Le plateau vocal est irréprochable, plutôt homogène. Chacun se distingue dans le quatuor masculin : le baryton Étienne Dupuis, à la voix solide et souple à la fois, campe un Marcello attachant, sensible et généreux. Alexandro Stavrakakis incarne superbement Colline de sa voix de basse profonde et noble, d'une stabilité à toute épreuve. Il est d'ailleurs très applaudi. Xiaomeng Zhang prête à Schaunard une voix de baryton sonnante et claire, qui ne manque pas d'être remarquée quoique son rôle soit moins développé. Charles Castronovo, dont la voix sait prendre une grande ampleur dans les envolées lyriques de son rôle, celui de Rodolfo, en particulier dans les deux derniers tableaux, suscite le questionnement, voire l'inquiétude au départ, restant dans certains passages bizarrement en retrait vocalement, presque couvert par l'orchestre aux deux premiers actes. Andrea Carroll est une Musette espiègle et exubérante, dont le jeu scénique ne manque pas de piquant. Son timbre clair, pointu parfois, fait merveille dans ce rôle. La soprano Nicole Car (familière du rôle qu'elle a endossée dans la production de 2017) est une Mimi émouvante, au timbre rond et chaleureux, et à la voix sachant se mouvoir avec aisance depuis de beaux graves jusque dans la lumière des aigus. Comme son partenaire de cœur, elle fait montre d'un superbe legato, se distinguant par la qualité de son émission vocale toujours nette et au-dessus de la masse orchestrale.
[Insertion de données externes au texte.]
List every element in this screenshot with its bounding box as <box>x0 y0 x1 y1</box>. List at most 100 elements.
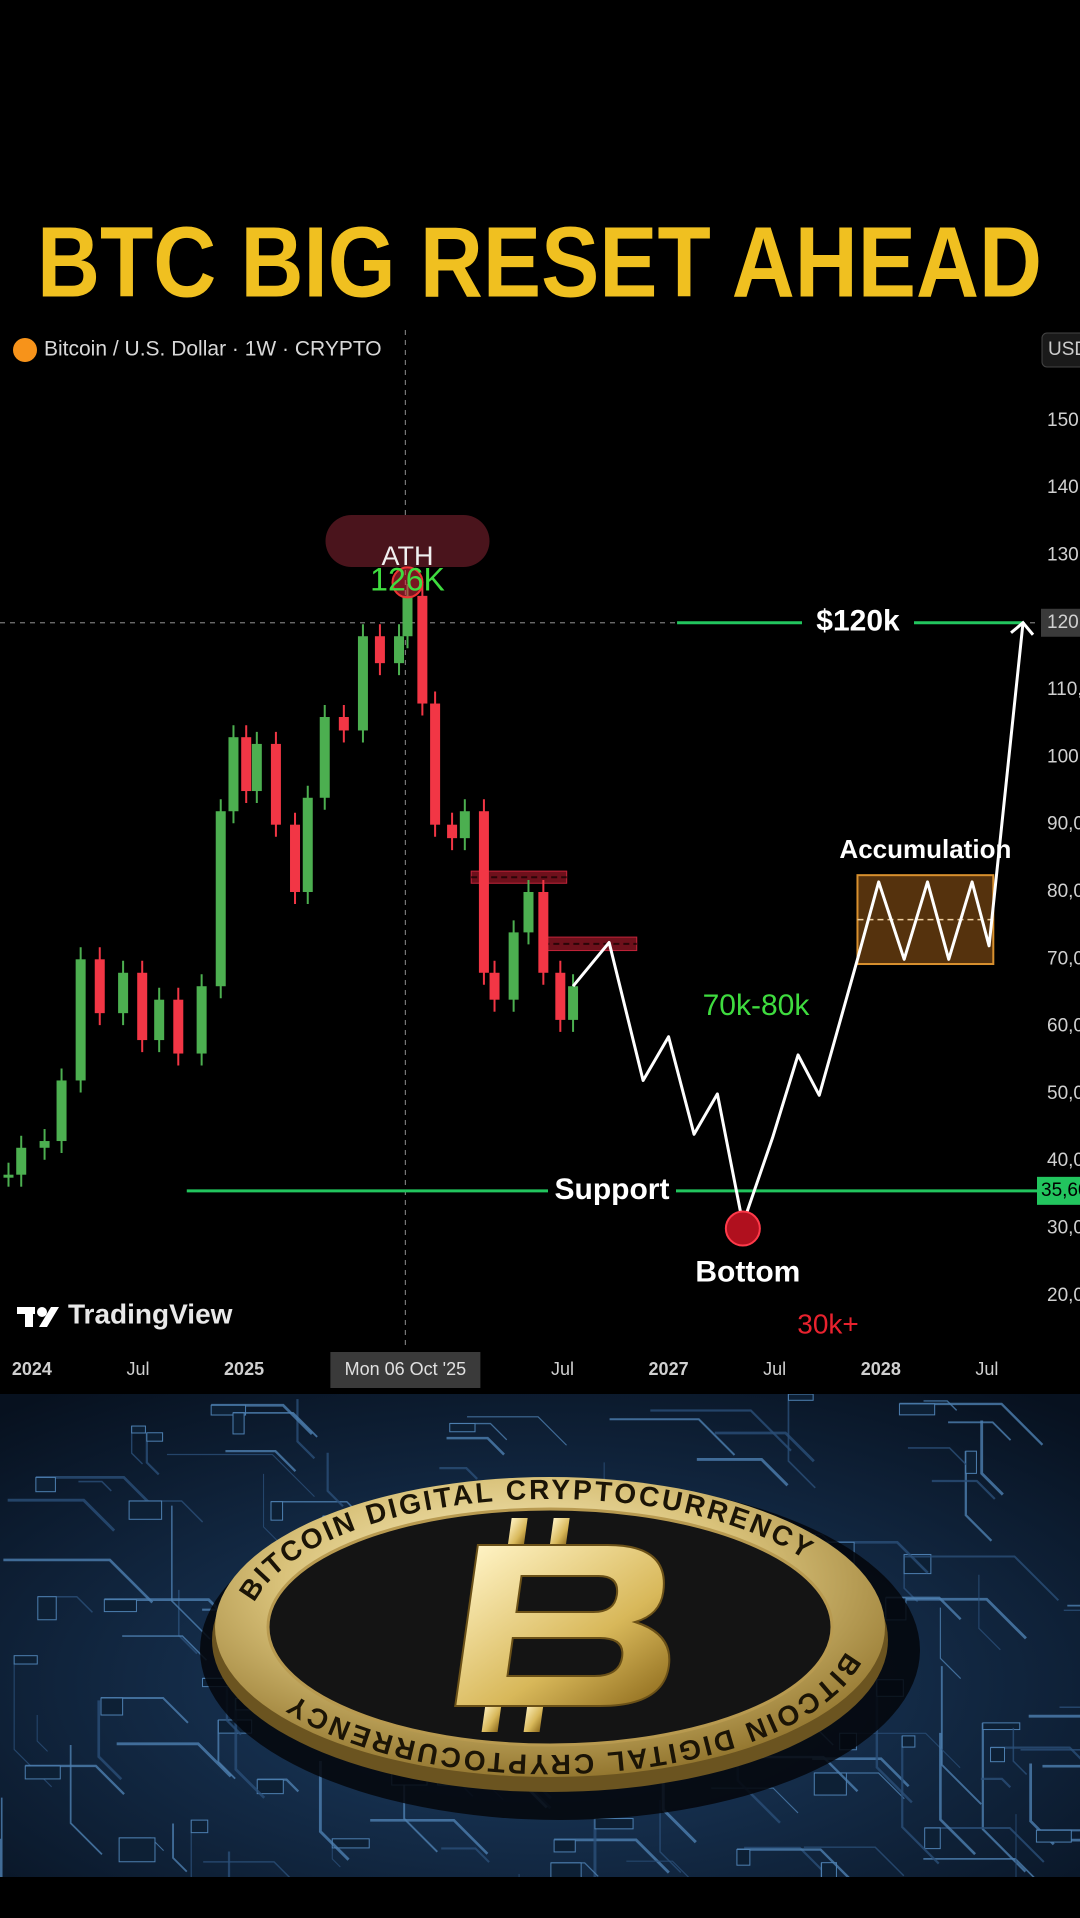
circuit-trace <box>1020 1748 1080 1751</box>
candle <box>568 986 579 1020</box>
y-tick-label: 90,000 <box>1047 814 1080 835</box>
circuit-trace <box>736 1848 850 1877</box>
bottom-label: Bottom <box>695 1255 800 1288</box>
y-tick-label: 30,000 <box>1047 1218 1080 1239</box>
circuit-trace <box>939 1607 962 1680</box>
x-tick-label: Jul <box>551 1359 574 1379</box>
circuit-trace <box>217 1719 236 1780</box>
circuit-trace <box>0 1797 3 1877</box>
ath-marker <box>391 566 424 599</box>
circuit-trace <box>69 1744 103 1856</box>
candle <box>137 972 148 1041</box>
circuit-trace <box>78 1480 112 1492</box>
candle <box>489 972 500 1000</box>
circuit-trace <box>980 1777 1012 1789</box>
x-tick-label: Jul <box>763 1359 786 1379</box>
circuit-trace <box>171 1505 211 1640</box>
y-tick-label: 130,000 <box>1047 544 1080 565</box>
candle <box>118 972 129 1014</box>
circuit-trace <box>888 1597 1027 1640</box>
candle <box>196 986 207 1054</box>
chip <box>594 1818 634 1830</box>
circuit-trace <box>659 1799 682 1874</box>
circuit-trace <box>145 1432 160 1476</box>
y-tick-label: 80,000 <box>1047 881 1080 902</box>
circuit-trace <box>172 1823 188 1873</box>
candle <box>508 932 519 1000</box>
circuit-trace <box>439 1467 478 1480</box>
candle <box>251 743 262 792</box>
chip <box>965 1450 977 1474</box>
circuit-trace <box>7 1498 116 1532</box>
title: BTC BIG RESET AHEAD <box>37 206 1042 318</box>
candle <box>357 636 368 731</box>
chip <box>118 1837 156 1863</box>
x-tick-label: 2024 <box>12 1359 52 1379</box>
circuit-trace <box>166 1453 315 1498</box>
ath-value: 126K <box>370 561 445 597</box>
chip <box>256 1779 284 1795</box>
candle <box>302 797 313 892</box>
chip <box>821 1862 837 1877</box>
candle <box>56 1080 67 1142</box>
range-label: 70k-80k <box>703 989 811 1022</box>
candle <box>270 743 281 825</box>
btc-icon <box>13 338 37 362</box>
circuit-trace <box>1012 1727 1028 1776</box>
y-tick-label: 100,000 <box>1047 746 1080 767</box>
y-tick-label: 20,000 <box>1047 1285 1080 1306</box>
circuit-trace <box>1028 1714 1080 1718</box>
accumulation-label: Accumulation <box>839 834 1011 864</box>
chip <box>103 1599 137 1613</box>
chip <box>550 1862 582 1877</box>
chip <box>270 1501 284 1521</box>
circuit-trace <box>0 1838 2 1877</box>
chip <box>449 1423 476 1433</box>
circuit-trace <box>130 1426 144 1465</box>
support-label: Support <box>555 1173 670 1206</box>
chip <box>24 1765 61 1780</box>
circuit-trace <box>980 1420 1004 1496</box>
chip <box>190 1819 209 1834</box>
circuit-trace <box>940 1666 982 1805</box>
circuit-trace <box>981 1722 1027 1873</box>
chip <box>990 1747 1006 1763</box>
bottom-value: 30k+ <box>797 1308 859 1339</box>
crosshair-date: Mon 06 Oct '25 <box>345 1359 467 1379</box>
circuit-trace <box>203 1861 291 1877</box>
x-tick-label: 2027 <box>649 1359 689 1379</box>
circuit-trace <box>939 1732 977 1856</box>
chart: Bitcoin / U.S. Dollar · 1W · CRYPTO USD … <box>0 330 1080 1388</box>
support-price-box <box>1037 1176 1080 1205</box>
circuit-trace <box>978 1574 1001 1651</box>
candle <box>459 811 470 839</box>
circuit-trace <box>446 1436 505 1456</box>
candle <box>3 1174 14 1178</box>
circuit-trace <box>441 1847 490 1863</box>
currency: USD <box>1048 339 1080 360</box>
circuit-trace <box>97 1700 123 1781</box>
circuit-trace <box>1059 1706 1080 1709</box>
chip <box>898 1403 936 1416</box>
x-tick-label: 2028 <box>861 1359 901 1379</box>
chip <box>736 1849 751 1866</box>
circuit-trace <box>122 1635 208 1661</box>
coin-image: BITCOIN DIGITAL CRYPTOCURRENCY BITCOIN D… <box>0 1394 1080 1877</box>
y-tick-label: 150,000 <box>1047 410 1080 431</box>
chip <box>35 1476 56 1493</box>
chip <box>210 1404 247 1416</box>
candle <box>523 892 534 933</box>
candle <box>338 717 349 731</box>
bottom-marker <box>724 1210 761 1247</box>
circuit-trace <box>370 1819 489 1855</box>
circuit-trace <box>318 1761 350 1861</box>
circuit-trace <box>696 1457 789 1487</box>
circuit-trace <box>714 1431 815 1463</box>
candle <box>430 703 441 825</box>
circuit-trace <box>190 1820 192 1877</box>
chip <box>13 1655 38 1665</box>
candle <box>215 811 226 987</box>
chip <box>982 1722 1021 1731</box>
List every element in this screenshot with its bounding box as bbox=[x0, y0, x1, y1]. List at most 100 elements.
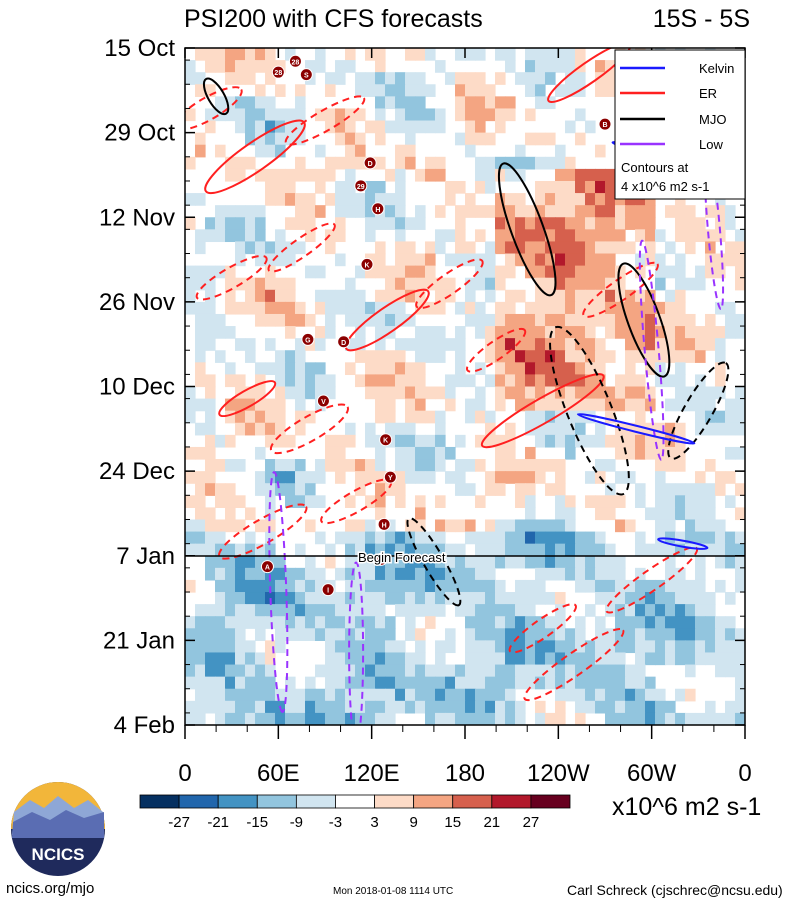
shade-cell bbox=[585, 301, 596, 315]
shade-cell bbox=[655, 543, 666, 557]
shade-cell bbox=[495, 72, 506, 85]
shade-cell bbox=[255, 700, 266, 714]
shade-cell bbox=[195, 193, 206, 206]
shade-cell bbox=[405, 700, 416, 714]
shade-cell bbox=[525, 459, 536, 472]
shade-cell bbox=[665, 205, 676, 218]
shade-cell bbox=[315, 628, 326, 641]
shade-cell bbox=[495, 313, 506, 327]
shade-cell bbox=[685, 398, 696, 412]
shade-cell bbox=[465, 96, 476, 110]
storm-marker: K bbox=[379, 433, 393, 447]
shade-cell bbox=[685, 579, 696, 593]
shade-cell bbox=[225, 507, 236, 521]
shade-cell bbox=[315, 471, 326, 484]
shade-cell bbox=[505, 543, 516, 557]
colorbar-swatch bbox=[374, 794, 415, 809]
shade-cell bbox=[415, 277, 426, 291]
shade-cell bbox=[565, 640, 576, 654]
storm-label: 28 bbox=[274, 70, 282, 77]
shade-cell bbox=[225, 616, 236, 629]
shade-cell bbox=[205, 483, 216, 496]
shade-cell bbox=[375, 446, 386, 460]
shade-cell bbox=[275, 374, 286, 388]
shade-cell bbox=[305, 604, 316, 617]
shade-cell bbox=[475, 700, 486, 714]
shade-cell bbox=[215, 676, 226, 690]
shade-cell bbox=[475, 604, 486, 617]
shade-cell bbox=[655, 471, 666, 484]
shade-cell bbox=[375, 712, 386, 725]
storm-label: D bbox=[341, 340, 346, 347]
shade-cell bbox=[475, 108, 486, 122]
shade-cell bbox=[575, 543, 586, 557]
shade-cell bbox=[595, 60, 606, 73]
shade-cell bbox=[495, 604, 506, 617]
shade-cell bbox=[195, 144, 206, 158]
shade-cell bbox=[485, 688, 496, 702]
shade-cell bbox=[555, 265, 566, 279]
shade-cell bbox=[235, 108, 246, 122]
shade-cell bbox=[285, 471, 296, 484]
shade-cell bbox=[595, 350, 606, 363]
shade-cell bbox=[205, 543, 216, 557]
shade-cell bbox=[585, 265, 596, 279]
shade-cell bbox=[225, 604, 236, 617]
shade-cell bbox=[495, 543, 506, 557]
shade-cell bbox=[595, 434, 606, 448]
shade-cell bbox=[565, 180, 576, 194]
shade-cell bbox=[675, 495, 686, 508]
shade-cell bbox=[375, 193, 386, 206]
shade-cell bbox=[355, 471, 366, 484]
shade-cell bbox=[355, 374, 366, 388]
shade-cell bbox=[575, 180, 586, 194]
shade-cell bbox=[355, 338, 366, 351]
shade-cell bbox=[605, 410, 616, 424]
shade-cell bbox=[565, 60, 576, 73]
shade-cell bbox=[495, 350, 506, 363]
shade-cell bbox=[195, 326, 206, 339]
shade-cell bbox=[575, 688, 586, 702]
shade-cell bbox=[475, 205, 486, 218]
shade-cell bbox=[545, 459, 556, 472]
shade-cell bbox=[405, 459, 416, 472]
shade-cell bbox=[575, 555, 586, 569]
shade-cell bbox=[295, 688, 306, 702]
shade-cell bbox=[325, 616, 336, 629]
shade-cell bbox=[285, 592, 296, 605]
shade-cell bbox=[535, 277, 546, 291]
shade-cell bbox=[605, 652, 616, 666]
shade-cell bbox=[535, 326, 546, 339]
shade-cell bbox=[285, 628, 296, 641]
shade-cell bbox=[375, 567, 386, 581]
shade-cell bbox=[735, 241, 745, 255]
shade-cell bbox=[525, 616, 536, 629]
shade-cell bbox=[355, 616, 366, 629]
shade-cell bbox=[725, 205, 736, 218]
shade-cell bbox=[575, 72, 586, 85]
shade-cell bbox=[525, 446, 536, 460]
shade-cell bbox=[605, 459, 616, 472]
shade-cell bbox=[505, 350, 516, 363]
shade-cell bbox=[335, 652, 346, 666]
shade-cell bbox=[555, 495, 566, 508]
shade-cell bbox=[315, 48, 326, 61]
shade-cell bbox=[495, 519, 506, 533]
shade-cell bbox=[435, 446, 446, 460]
shade-cell bbox=[665, 700, 676, 714]
shade-cell bbox=[465, 459, 476, 472]
shade-cell bbox=[695, 616, 706, 629]
shade-cell bbox=[225, 459, 236, 472]
shade-cell bbox=[195, 652, 206, 666]
shade-cell bbox=[615, 664, 626, 678]
shade-cell bbox=[735, 676, 745, 690]
shade-cell bbox=[635, 495, 646, 508]
shade-cell bbox=[485, 579, 496, 593]
shade-cell bbox=[725, 301, 736, 315]
site-url[interactable]: ncics.org/mjo bbox=[6, 880, 95, 897]
shade-cell bbox=[465, 712, 476, 725]
colorbar-tick-label: -15 bbox=[246, 814, 268, 831]
shade-cell bbox=[345, 543, 356, 557]
y-tick-label: 29 Oct bbox=[104, 120, 175, 147]
shade-cell bbox=[495, 301, 506, 315]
Les interventions de la Maîtrise populaire de l'Opéra Comique sont remarquables de gaîté et d'entrain. Et enfin on apprécie le mime Virgile Chorlet dont le maître de cérémonie fantomatique, tout droit sorti de L'Étrange Noël de Monsieur Jack, évolue avec poésie entre les personnages et leurs doubles.










Renoncement aux décors d’origine qui complique la,compréhension d’une œuvre compliquée à suivre bien que très simple dans son argument (pour ne pas dire: anecdotique). Heureusement, la musique de Puccini réserve des moments forts émouvants.